SP Global's Adal Mirza writes from Dubai that the petroleum contracts and licencing directorate sent the final tender document outlining the bidding process and model for two proposed contracts to the companies on April 13, the oil ministry said.
The bid round, the country's fifth, includes 11 areas along the borders with Iraq and Kuwait and one offshore block in the Persian Gulf. Progress has been delayed over what contract model the government will use.
Some of the oil companies have previously complained over the commercial framework on offer, despite the "unequaled geological prospects" under the ground in the blocks.
Originally planned for May 7, oil ministry officials had been planning to delay the bid round to July due to the country's upcoming national and provincial elections, scheduled for April and May.
Oil company executives voiced their complaints over the previous April 15 deadline, saying they did not have time to prepare for the bid round. The oil ministry listed 16 international oil companies that have announced their intention to participate in the bid round out of 26 prequalified in January to take part.

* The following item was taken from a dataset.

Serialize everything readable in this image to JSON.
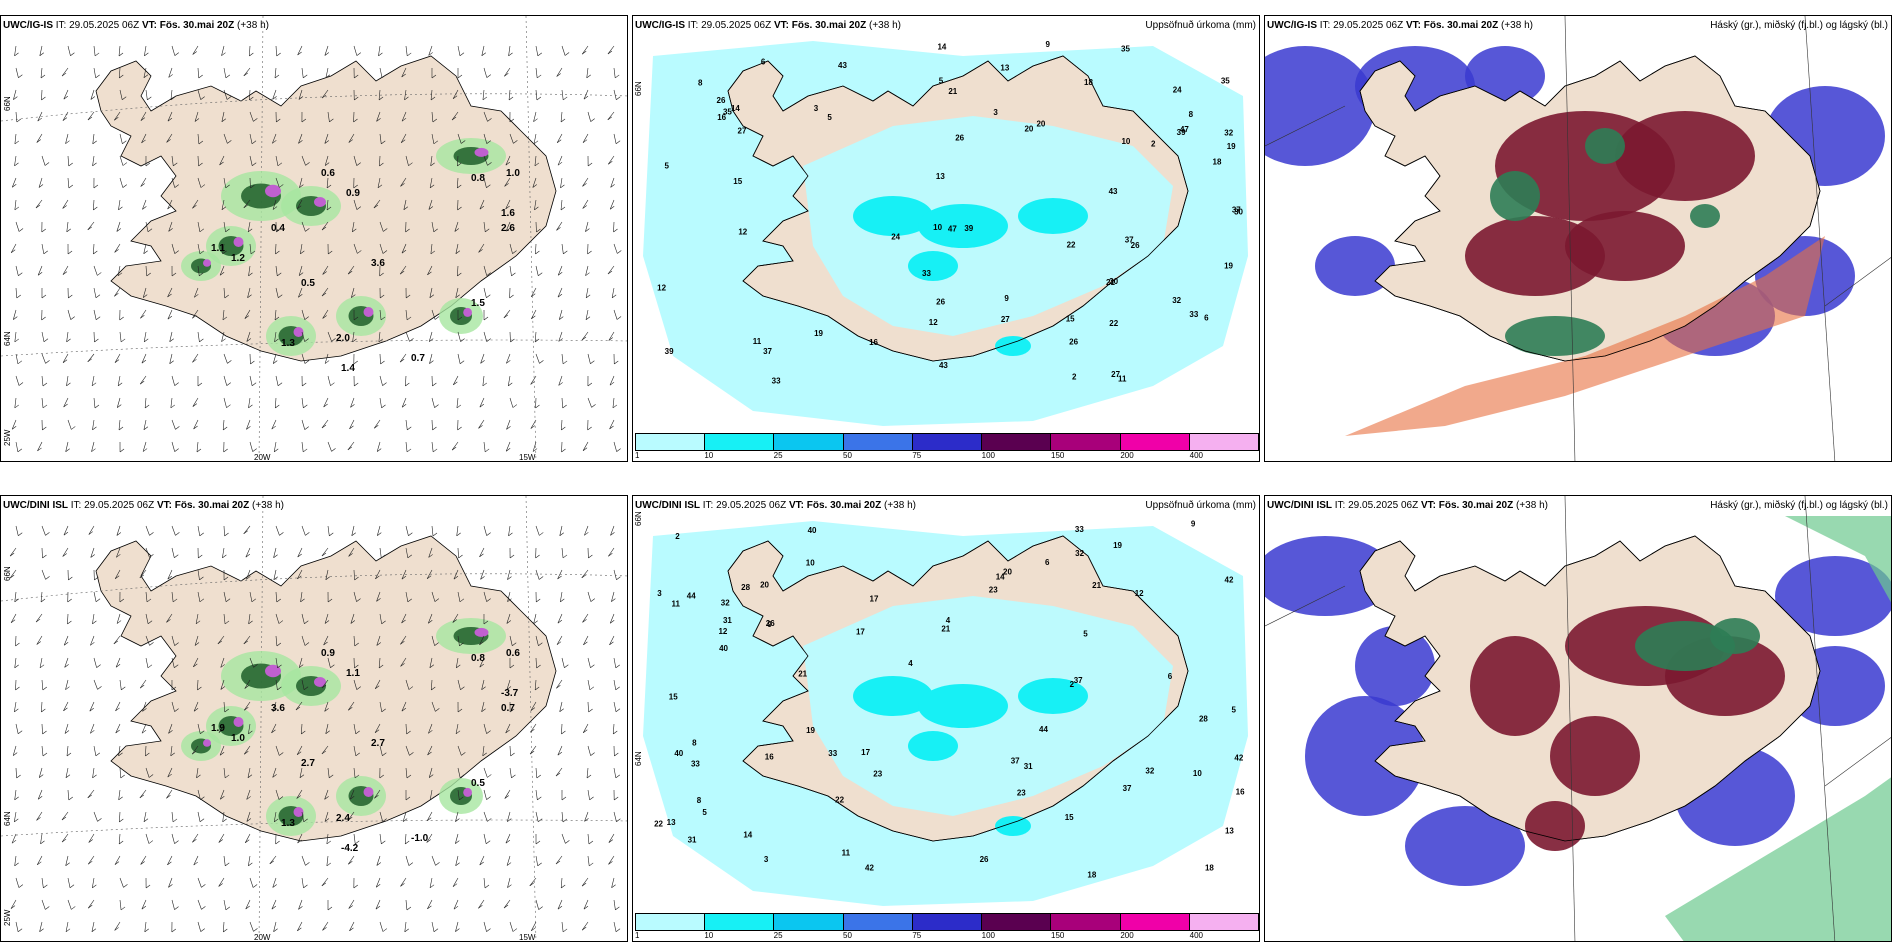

Previous bidding rounds used technical service agreements, with specific contract models covering costs, and paid a remuneration fee for production. Some oil companies complained that the contract had too low a return on investment and was further marred by delayed payments and contract approvals.
The key changes under the new contract include cost recovery, which will be linked to oil prices. The payments for costs and profits will also be made in crude, rather than cash. The oil companies will also bid for a share of the block's revenue, rather than remuneration fees, as under previous bid rounds.
These were changed to reflect comments made by members of the Iraqi parliament and oil ministry, aimed at reducing development costs and to align the contract with oil market conditions.